We can do much better than this though by adopting techniques that for me were inspired by symbolic model checking. Imagine we're scanning the board from the left to the right determining what set of tilings are possible as we add each column. So you can see for a given tiling, all we really need to know is
which of the horizontal tiles from the previous column are jutting into this new column. And so as you can see, there's two configurations here that differ, but in terms of their effect on column four, they're exactly the same. And so we should be able to abstract away
the details of the early tiling and only keep track of what they imply for each successive tile. And we can do this using quantification. We just keep track of the set of vertical constraints, which I call X sub J, that define the boundaries between columns J and J plus one,
and existentially quantify away the vertical and horizontal constraints from earlier columns. So you see that this particular pair of tilings would yield the same abstracted state. And now we can compose the characteristic function that defines what set of configurations are possible
at column J minus one with a transition relation, namely the exactly one constraints for column J and generate from that, the set of possible configurations for after column J
using this equation below, which will look familiar to you if you've looked at symbolic model checking. It's important to realize that this equation is not a reformulation of the problem. It's just a way of taking the existing set of input clauses and ordering how we perform conjunction and quantification operations on them.

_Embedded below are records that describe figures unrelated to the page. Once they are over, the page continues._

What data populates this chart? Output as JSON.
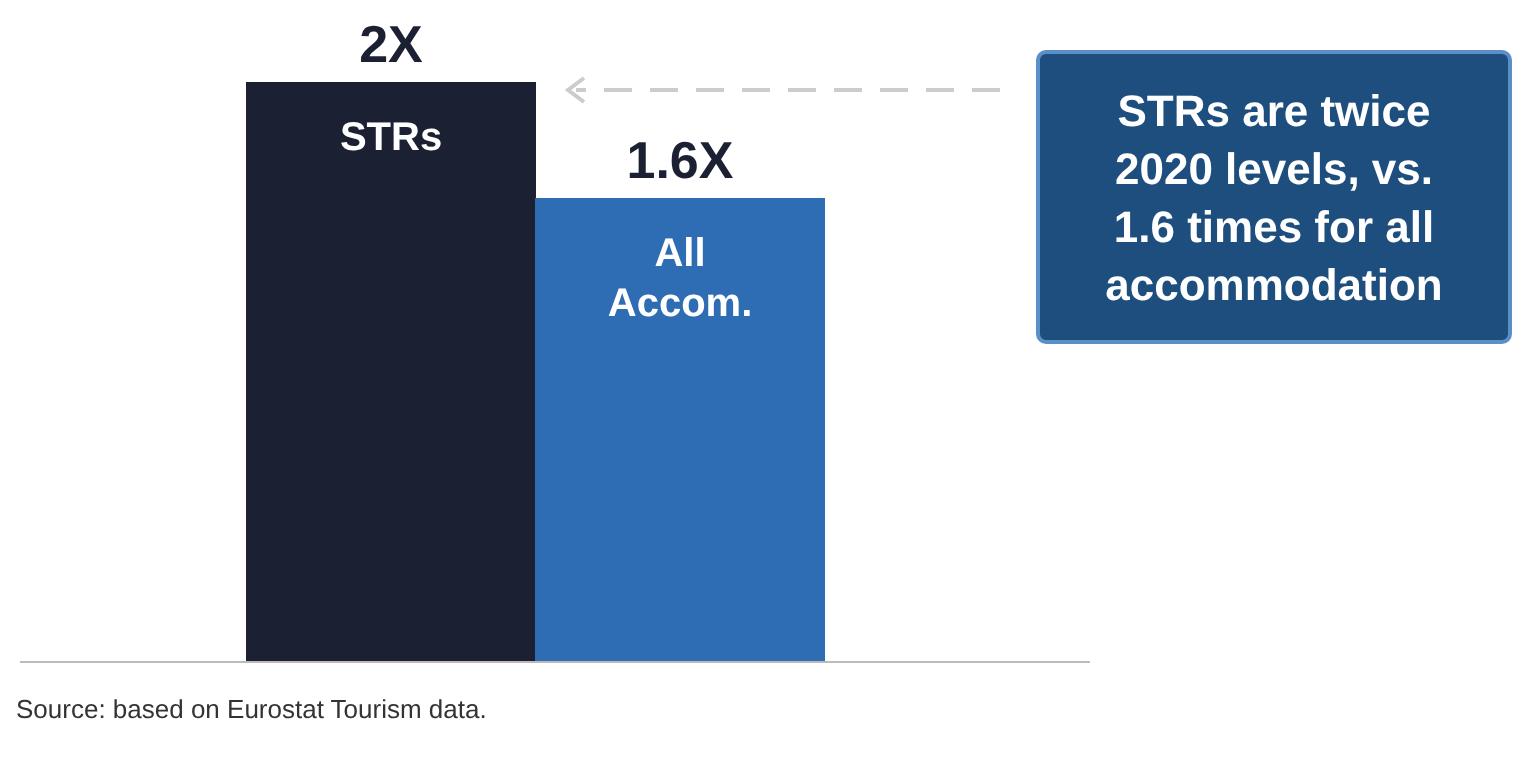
{
  "chart_data": {
    "type": "bar",
    "categories": [
      "STRs",
      "All Accom."
    ],
    "values": [
      2,
      1.6
    ],
    "colors": [
      "#1b2033",
      "#2e6db4"
    ],
    "value_labels": [
      "2X",
      "1.6X"
    ],
    "annotations": [
      "STRs are twice 2020 levels, vs. 1.6 times for all accommodation",
      "Source: based on Eurostat Tourism data."
    ]
  }
}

This works because even though the number of possible configuration grows exponentially with N, the BDD representation of that function grows only quadratically. So even for N equals 64, we have a BDD with around 1100 nodes.

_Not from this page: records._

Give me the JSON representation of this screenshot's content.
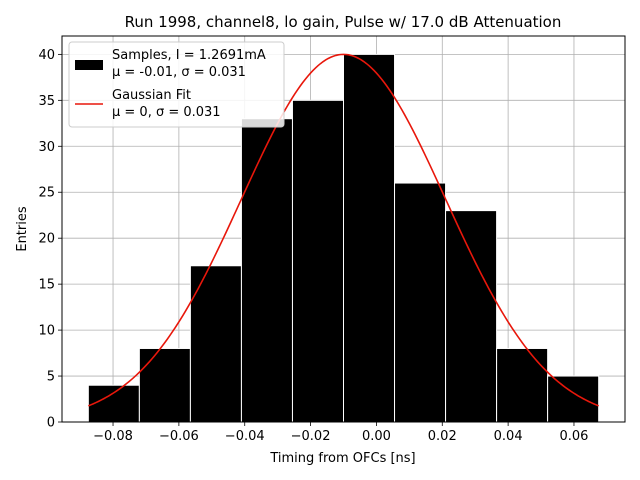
{
  "chart_data": {
    "type": "bar",
    "title": "Run 1998, channel8, lo gain, Pulse w/ 17.0 dB Attenuation",
    "xlabel": "Timing from OFCs [ns]",
    "ylabel": "Entries",
    "xlim": [
      -0.0955,
      0.0755
    ],
    "ylim": [
      0,
      42
    ],
    "xticks": [
      -0.08,
      -0.06,
      -0.04,
      -0.02,
      0.0,
      0.02,
      0.04,
      0.06
    ],
    "xtick_labels": [
      "−0.08",
      "−0.06",
      "−0.04",
      "−0.02",
      "0.00",
      "0.02",
      "0.04",
      "0.06"
    ],
    "yticks": [
      0,
      5,
      10,
      15,
      20,
      25,
      30,
      35,
      40
    ],
    "ytick_labels": [
      "0",
      "5",
      "10",
      "15",
      "20",
      "25",
      "30",
      "35",
      "40"
    ],
    "grid": true,
    "legend_position": "top-left",
    "bins": {
      "edges": [
        -0.0875,
        -0.072,
        -0.0565,
        -0.041,
        -0.0255,
        -0.01,
        0.0055,
        0.021,
        0.0365,
        0.052,
        0.0675
      ],
      "counts": [
        4,
        8,
        17,
        33,
        35,
        40,
        26,
        23,
        8,
        5
      ],
      "color": "#000000",
      "edge_color": "#ffffff"
    },
    "series": [
      {
        "name": "Samples, I = 1.2691mA",
        "name_line2": "μ = -0.01, σ = 0.031",
        "kind": "histogram",
        "color": "#000000"
      },
      {
        "name": "Gaussian Fit",
        "name_line2": "μ = 0, σ = 0.031",
        "kind": "line",
        "color": "#e8170b",
        "amplitude": 40,
        "mean": -0.01,
        "sigma": 0.031,
        "x_range": [
          -0.0875,
          0.0675
        ]
      }
    ]
  }
}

As you can see with this straight line here, lot labeled column scan, we can get polynomial performance by this strategy. And it allows us to go up to N equals 124 with an overall scaling of N to the 2.7. It's really pretty good considering that the problem itself scales as N squared
since it's an N by N chessboard. So I give credit to these earlier authors for that insight that there's a very natural way of encoding the underlying logic of BDD operations using extended resolution.
Our contribution then was mainly to show that we could do arbitrary existential quantification. And this was essential for problems such as the mutilated chessboard. We showed that it worked not just on the chessboard, but the paper also describes the application of this to the pigeonhole principle problem,
which is another one for which all resolution proofs are of exponential size. And you saw that with idea of column scanning can be adapted to it, getting a proof of size order N cubed. We still have a lot of work to do. Our implementation is just a Python, really a prototype,
and we have to make a more serious implementation. We also, if this were to be used as a real SAT solver, we'd have to provide a lot more automation. In particular, some automated way of selecting a variable ordering based on just the CNF file and some way to order the conjunction
and quantification operations without guidance from the user. We're also interested in seeing other places for which BDDs have been successful at Boolean problems and seeing if we could take the same idea of generating extended resolution proofs of them.
This includes quantitative Boolean formulas, a model checking and model counting. So we look forward to a lot more work we can do in this area. Thank you.